Medicare covers home care services if the following conditions are met:
- The Medicare recipient's doctor must decide that the patient needs medical care at home and must initiate the plan.
- The patient must need at least one of the following: intermittent skilled nursing care, physical therapy, speech-language therapy or occupational therapy.
- The home health agency caring for the patient must be a Medicare-certified agency.
- The patient must be homebound or normally unable to leave home unassisted. (A need for adult day care doesn't stop the patient from getting home health care.)
Under Medicare, home health aide services are only covered on a part-time or intermittent basis, not long term. Medicare limits the number of hours a day and days a week you can receive skilled nursing or home health aide services. Therapy services are covered for as long as your doctor determines that you need them.
Medicare will not cover the following services as part of a home care plan:
- 24-hour-a-day home care
- Prescription drugs (although they may be covered by Medicare part B or D)
- Meals delivered at home
- Homemaker services such as shopping, cleaning and laundry
- Personal care provided by home health aides such as bathing, dressing and toileting when this is the only care the patient needs
For a list of certified home healthcare agencies, contact Medicare.
States are mandated to provide home health services only to individuals who receive federally assisted income maintenance payments, such as Social Security, or who are considered "categorically needy." Categorically needy recipients include certain disabled individuals whose incomes are too high to qualify for mandatory coverage but are below federal poverty levels.
Under federal Medicaid rules, home health services coverage must include:
- Part-time nursing
- Home care aide services
- Medical supplies and equipment
However, at the state's discretion, Medicaid may also cover:
- Physical, occupational and speech therapies
- Medical social services
For more information about your Medicare and Medicaid entitlements, contact The Centers for Medicare and Medicaid Services.
Community Health Insurance Companies
Community health insurance companies generally pay for skilled professional home care services.

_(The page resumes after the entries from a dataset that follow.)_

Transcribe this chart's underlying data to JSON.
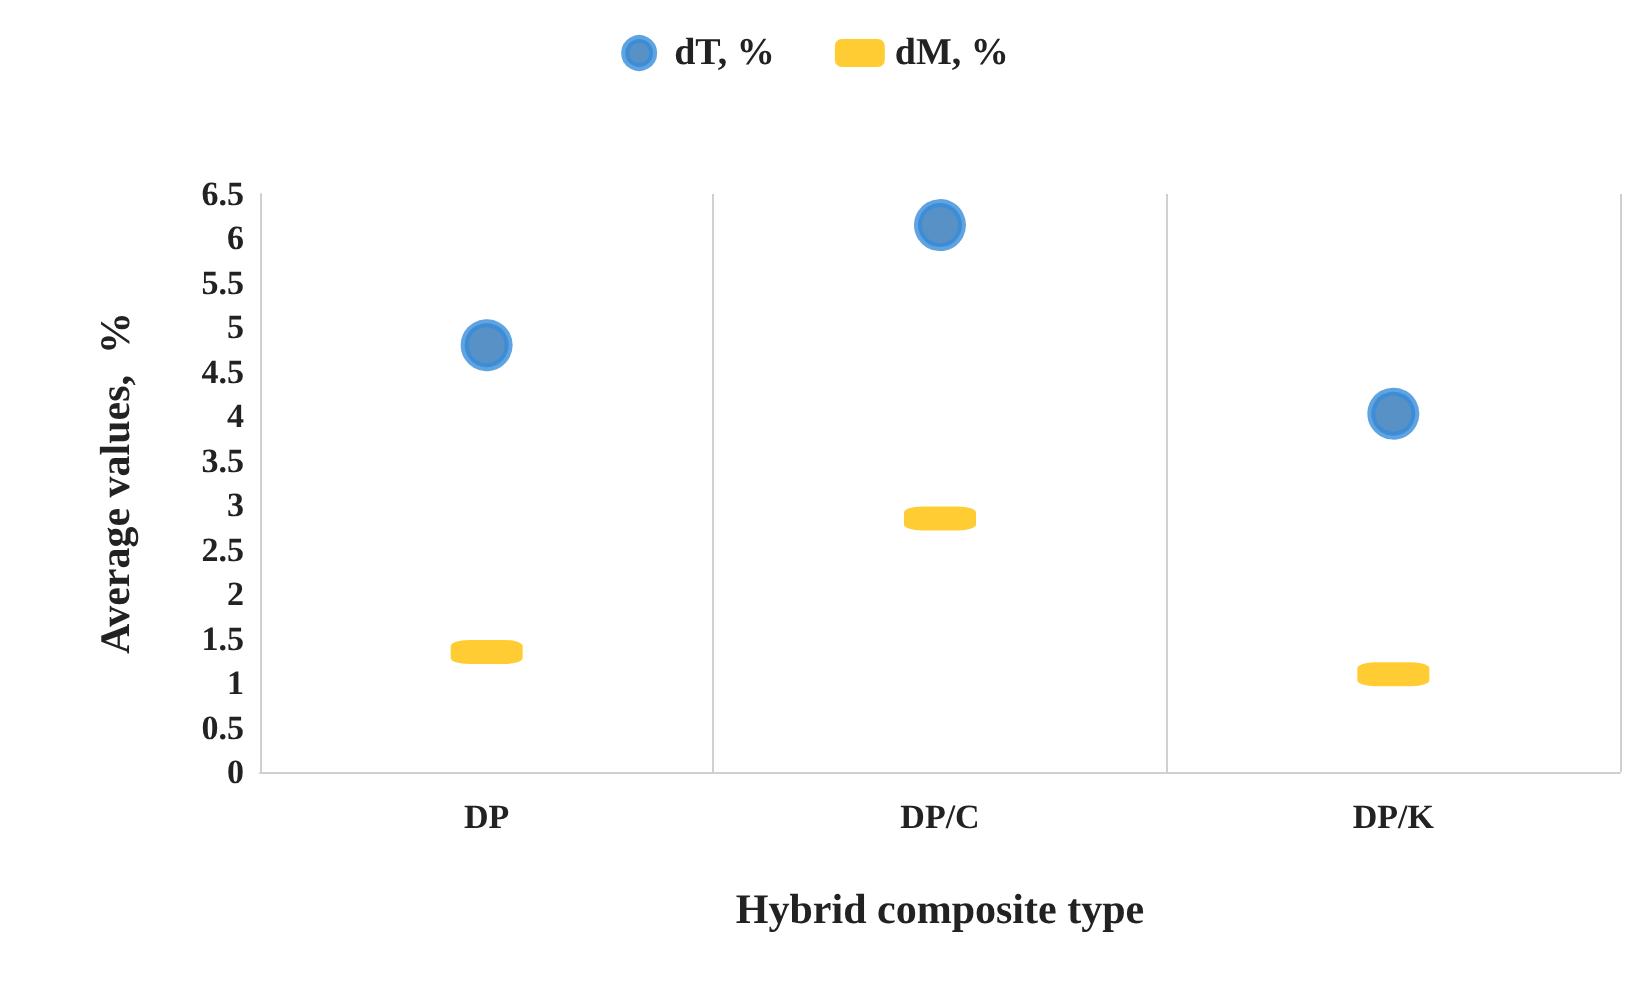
{
  "chart_data": {
    "type": "scatter",
    "xlabel": "Hybrid composite type",
    "ylabel": "Average values,  %",
    "categories": [
      "DP",
      "DP/C",
      "DP/K"
    ],
    "series": [
      {
        "name": "dT, %",
        "color": "#2e75b6",
        "marker": "circle",
        "values": [
          4.8,
          6.15,
          4.03
        ]
      },
      {
        "name": "dM, %",
        "color": "#ffc000",
        "marker": "square",
        "values": [
          1.35,
          2.85,
          1.1
        ]
      }
    ],
    "ylim": [
      0,
      6.5
    ],
    "yticks": [
      0,
      0.5,
      1,
      1.5,
      2,
      2.5,
      3,
      3.5,
      4,
      4.5,
      5,
      5.5,
      6,
      6.5
    ],
    "grid": "x",
    "legend": "top"
  }
}
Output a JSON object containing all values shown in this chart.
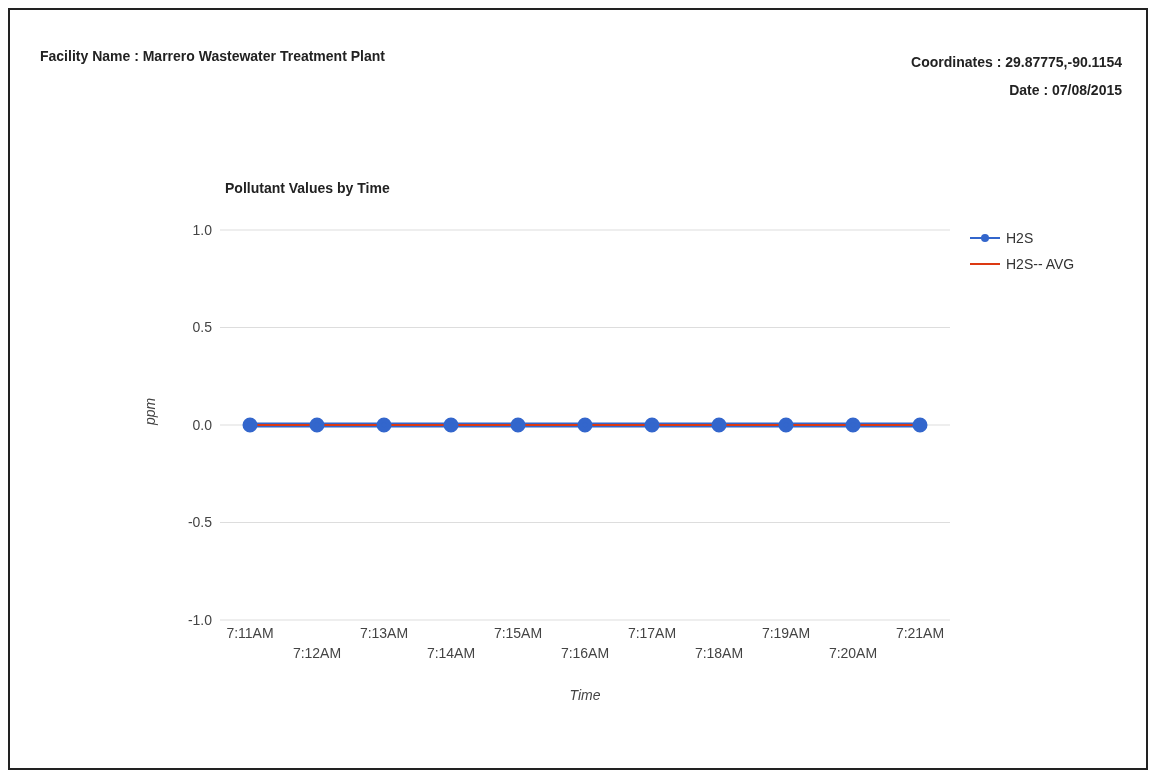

They often cover some home health services for acute needs, though benefits vary from one plan to another.
Managed Care Organizations
Managed care organizations and other group health plans sometimes include coverage for home care services as well. However, these organizations only pay for pre-approved services.

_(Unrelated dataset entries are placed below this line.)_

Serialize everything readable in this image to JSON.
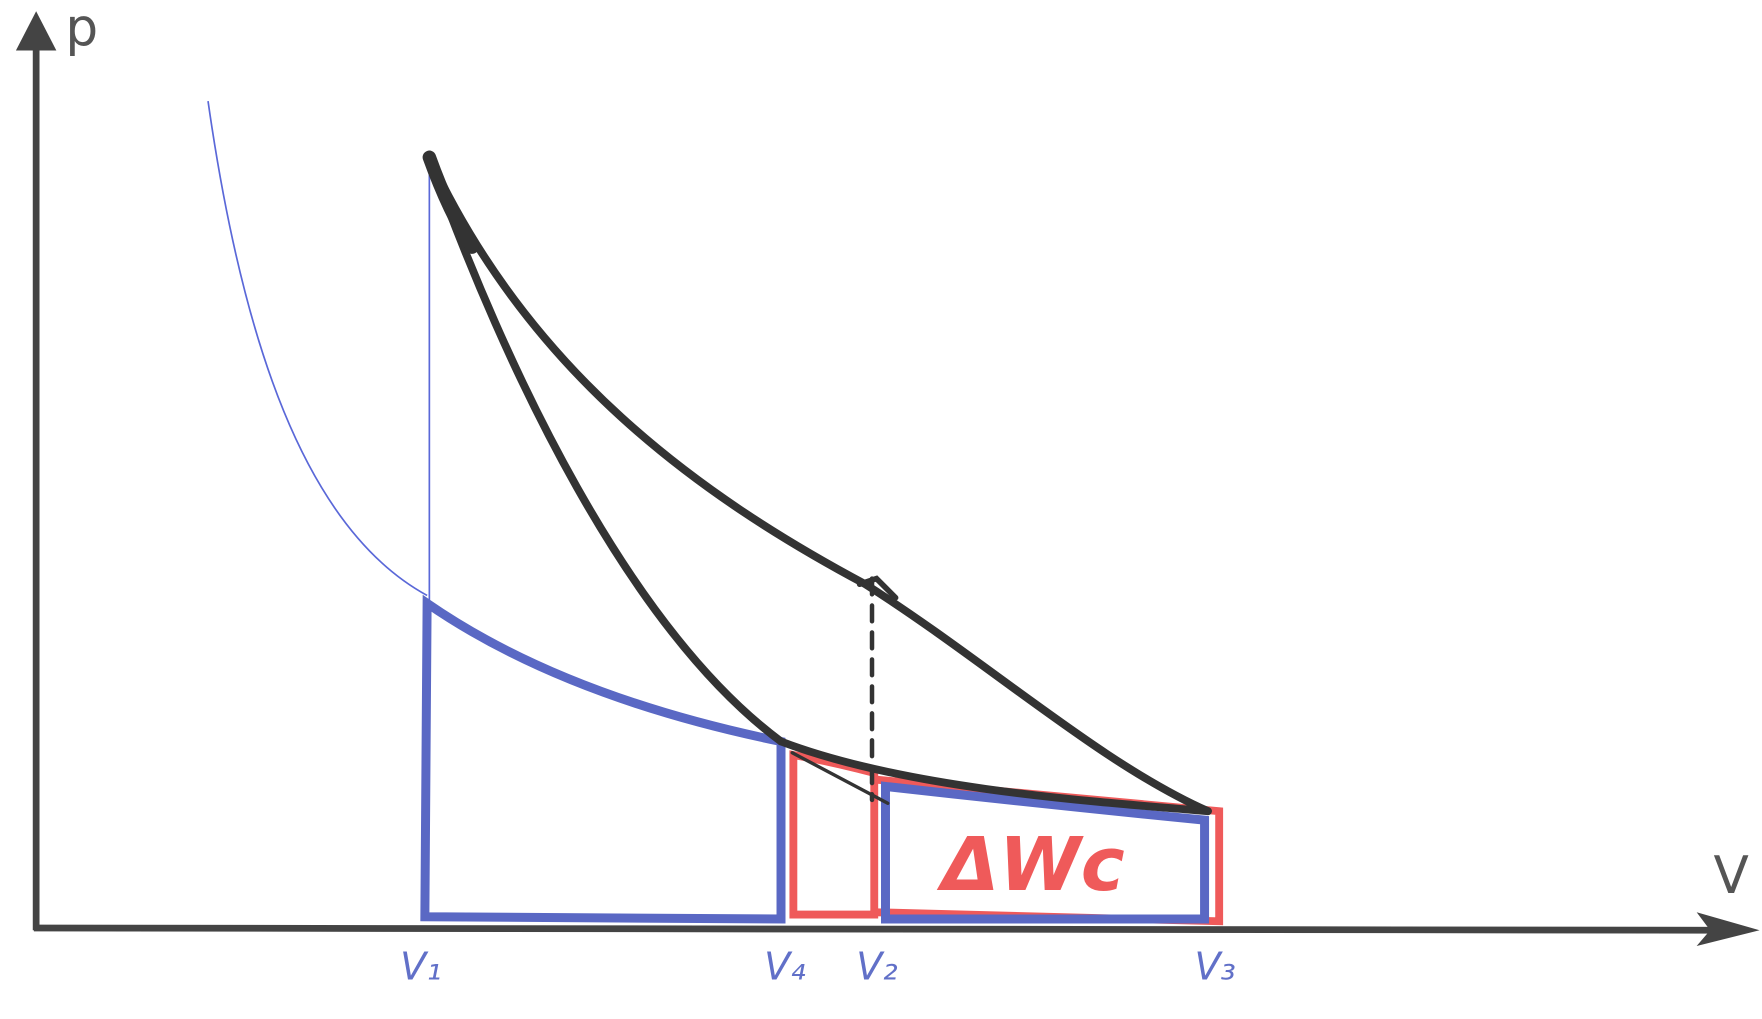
{
  "axes": {
    "y_label": "p",
    "x_label": "V"
  },
  "volume_labels": [
    "V₁",
    "V₄",
    "V₂",
    "V₃"
  ],
  "annotation": "ΔWc"
}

The Veterans Administration (VA) covers home healthcare services for veterans who are at least 50 percent disabled because of a service-related condition. For more information, contact the VA at (800) 827-1000.
State Health Insurance Assistance Program
Every state and territory has a state health insurance assistance program (SHIP) whose counselors can provide free health insurance information and help. This includes answering questions about home care services and what Medicare, Medicaid and other types of insurance pay for. To find out more about your state's program, visit the SHIP website.
Other Helpful Resources
You may want to look into state and local social service programs that may cover the costs related to services such as home care aids; personal care, chore and shopping assistance; escorts; and meal deliveries to persons 60 years and older.